I enjoyed meeting with the Supervisors today. It is always a pleasure to stand up for the likes of Marty Fraser. What ever happens in the near term, in the long term Marty will be remembered as a courageous champion of the forested parks of Henry County at a critical time. In time the attention of the Conservation Board will once again come to focus on conservation and when it does those dedicated to the preservation of the diverse life of the forests and the conservation of the trees and the soil will remember Marty much as I remember Conservation Board member and bird bander, George (Pete) Crane.

I remember Kent White as a conservation board member saying at a public hearing that he took no pleasure in selling off the small parks but we had a once in a life time opportunity to purchase the property across the road that demanded sacrifice. However, when the sale of the parks was nixed no effort was made to go after REAP funding or to organize local fund raising. Those who opposed selling the small parks were not, in the main, opposed to purchasing the proposed development site and I for one had offered to assist financially. As it turned out the primary motive for selling the forested parks was not the urgent need for cash but the desire to centralize.

The last thing we need is the centralization of conservation. We need conservation spread from corner to corner across the county. We need a Crooked Creek Wetland and we need county wide water quality monitoring. If there is to be a bright future the likes of these elements are essential ingredients.

I gained access to a a tape of a Conservation Board meeting at the conservation office upon which Conservation Director John Pullis was seeking to convince Conservation Board members to first log the forested parks and then sell them. When one of the board members objected saying the public would not hear to the logging of the parks John came back with, "We will not call it logging.

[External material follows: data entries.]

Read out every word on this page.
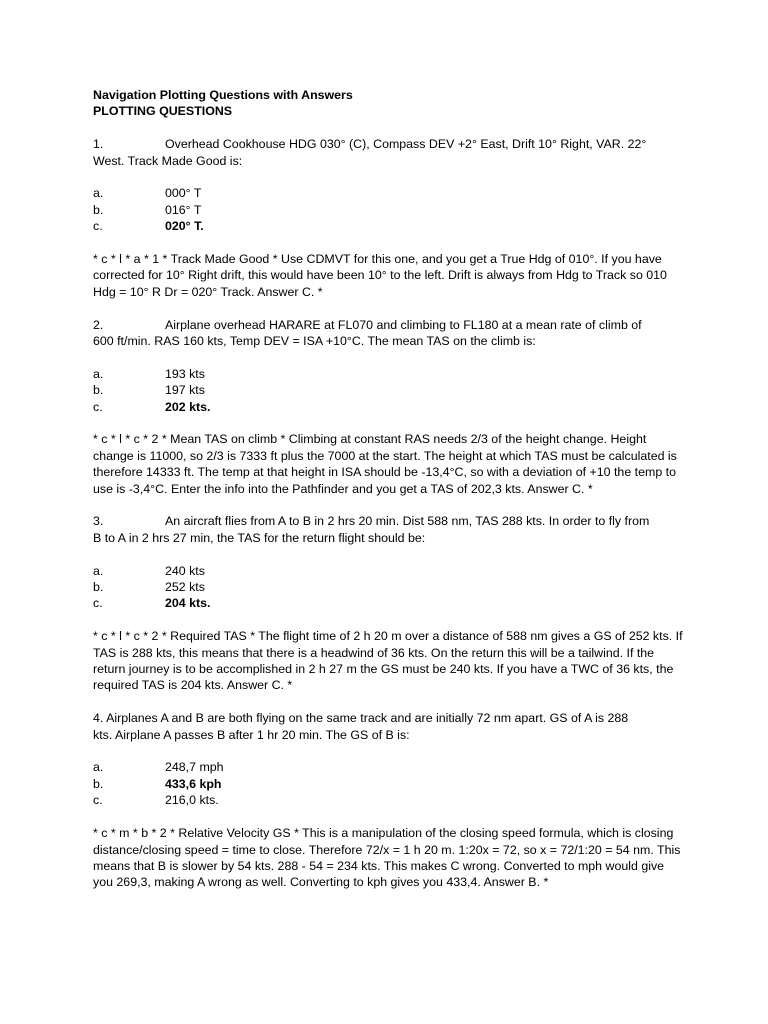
Navigation Plotting Questions with Answers

PLOTTING QUESTIONS

1.	Overhead Cookhouse HDG 030° (C), Compass DEV +2° East, Drift 10° Right, VAR. 22°

West. Track Made Good is:

a.	000° T
b.	016° T
c.	020° T.

* c * l * a * 1 * Track Made Good * Use CDMVT for this one, and you get a True Hdg of 010°. If you have corrected for 10° Right drift, this would have been 10° to the left. Drift is always from Hdg to Track so 010 Hdg = 10° R Dr = 020° Track. Answer C. *

2.	Airplane overhead HARARE at FL070 and climbing to FL180 at a mean rate of climb of

600 ft/min. RAS 160 kts, Temp DEV = ISA +10°C. The mean TAS on the climb is:

a.	193 kts
b.	197 kts
c.	202 kts.

* c * l * c * 2 * Mean TAS on climb * Climbing at constant RAS needs 2/3 of the height change. Height change is 11000, so 2/3 is 7333 ft plus the 7000 at the start. The height at which TAS must be calculated is therefore 14333 ft. The temp at that height in ISA should be -13,4°C, so with a deviation of +10 the temp to use is -3,4°C. Enter the info into the Pathfinder and you get a TAS of 202,3 kts. Answer C. *

3.	An aircraft flies from A to B in 2 hrs 20 min. Dist 588 nm, TAS 288 kts. In order to fly from

B to A in 2 hrs 27 min, the TAS for the return flight should be:

a.	240 kts
b.	252 kts
c.	204 kts.

* c * l * c * 2 * Required TAS * The flight time of 2 h 20 m over a distance of 588 nm gives a GS of 252 kts. If TAS is 288 kts, this means that there is a headwind of 36 kts. On the return this will be a tailwind. If the return journey is to be accomplished in 2 h 27 m the GS must be 240 kts. If you have a TWC of 36 kts, the required TAS is 204 kts. Answer C. *

4. Airplanes A and B are both flying on the same track and are initially 72 nm apart. GS of A is 288

kts. Airplane A passes B after 1 hr 20 min. The GS of B is:

a.	248,7 mph
b.	433,6 kph
c.	216,0 kts.

* c * m * b * 2 * Relative Velocity GS * This is a manipulation of the closing speed formula, which is closing distance/closing speed = time to close. Therefore 72/x = 1 h 20 m. 1:20x = 72, so x = 72/1:20 = 54 nm. This means that B is slower by 54 kts. 288 - 54 = 234 kts. This makes C wrong. Converted to mph would give you 269,3, making A wrong as well. Converting to kph gives you 433,4. Answer B. *
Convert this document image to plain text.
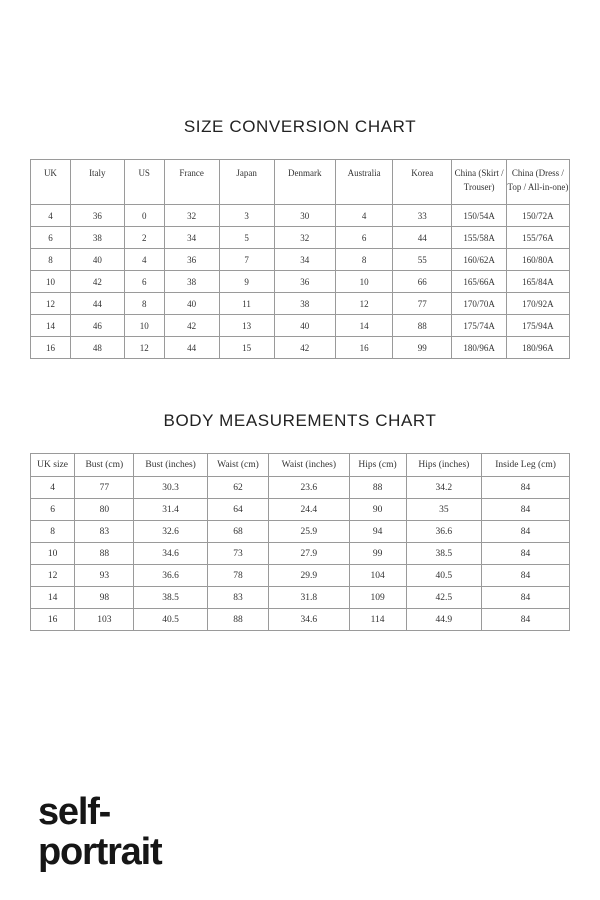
SIZE CONVERSION CHART
UK	Italy	US	France	Japan	Denmark	Australia	Korea	China (Skirt / Trouser)	China (Dress / Top / All-in-one)
4	36	0	32	3	30	4	33	150/54A	150/72A
6	38	2	34	5	32	6	44	155/58A	155/76A
8	40	4	36	7	34	8	55	160/62A	160/80A
10	42	6	38	9	36	10	66	165/66A	165/84A
12	44	8	40	11	38	12	77	170/70A	170/92A
14	46	10	42	13	40	14	88	175/74A	175/94A
16	48	12	44	15	42	16	99	180/96A	180/96A
BODY MEASUREMENTS CHART
UK size	Bust (cm)	Bust (inches)	Waist (cm)	Waist (inches)	Hips (cm)	Hips (inches)	Inside Leg (cm)
4	77	30.3	62	23.6	88	34.2	84
6	80	31.4	64	24.4	90	35	84
8	83	32.6	68	25.9	94	36.6	84
10	88	34.6	73	27.9	99	38.5	84
12	93	36.6	78	29.9	104	40.5	84
14	98	38.5	83	31.8	109	42.5	84
16	103	40.5	88	34.6	114	44.9	84
self-
portrait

We will call it timber stand improvement." Our forests and our freedoms both require constant vigilance as silver tongues weave nets of deception.

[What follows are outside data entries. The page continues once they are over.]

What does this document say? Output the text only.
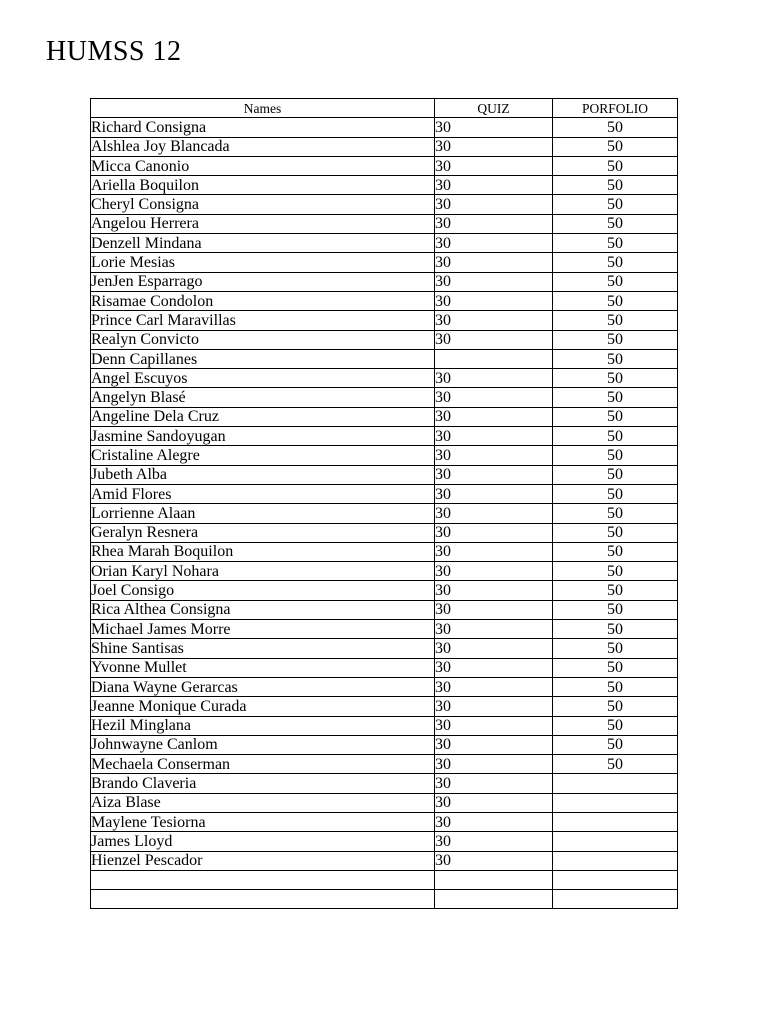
HUMSS 12
Names	QUIZ	PORFOLIO
Richard Consigna	30	50
Alshlea Joy Blancada	30	50
Micca Canonio	30	50
Ariella Boquilon	30	50
Cheryl Consigna	30	50
Angelou Herrera	30	50
Denzell Mindana	30	50
Lorie Mesias	30	50
JenJen Esparrago	30	50
Risamae Condolon	30	50
Prince Carl Maravillas	30	50
Realyn Convicto	30	50
Denn Capillanes		50
Angel Escuyos	30	50
Angelyn Blasé	30	50
Angeline Dela Cruz	30	50
Jasmine Sandoyugan	30	50
Cristaline Alegre	30	50
Jubeth Alba	30	50
Amid Flores	30	50
Lorrienne Alaan	30	50
Geralyn Resnera	30	50
Rhea Marah Boquilon	30	50
Orian Karyl Nohara	30	50
Joel Consigo	30	50
Rica Althea Consigna	30	50
Michael James Morre	30	50
Shine Santisas	30	50
Yvonne Mullet	30	50
Diana Wayne Gerarcas	30	50
Jeanne Monique Curada	30	50
Hezil Minglana	30	50
Johnwayne Canlom	30	50
Mechaela Conserman	30	50
Brando Claveria	30	
Aiza Blase	30	
Maylene Tesiorna	30	
James Lloyd	30	
Hienzel Pescador	30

I asked board member Jim Onorato if he would keep that tape safe for me for future reference and he said he would, however, when I asked to listen to it again it had mysteriously disappeared. I accept that Jim is as puzzled by that as I am.

I remember talking to Supervisor Gary See one morning in the courthouse about the decision to deny Marty Fraser's request for his second term on the conservation board. A request with an unbroken tradition of being granted. I remember asking Gary - why lie about why Marty is being denied the opportunity to serve a second term?

You see, Marty refused to walk in lockstep with John Pullis and Kent White and he rattled some cages as he was being drug along and he successfully broke the momentum to sell the parks. That is why his request was not granted. Had he bowed his head and toed the line and walked quietly along behind, any other infraction real or contrived, would have been forgiven. The line about gender parity requirements did not wash then and later was openly contradicted in how other posts on other boards were filled.

As for Gary's answer... I do not remember that he offered me one. So, You might want to ask him again...

Any way, the sooner we can put all of this behind us and get busy working together to conserve the resources of the county for our grand children, the better. It is not too late for all of us to be the heros who turned the tide on soil erosion and environmental degradation. It is not to late to learn how "to live on a piece of land without spoiling it." Aldo Leopold.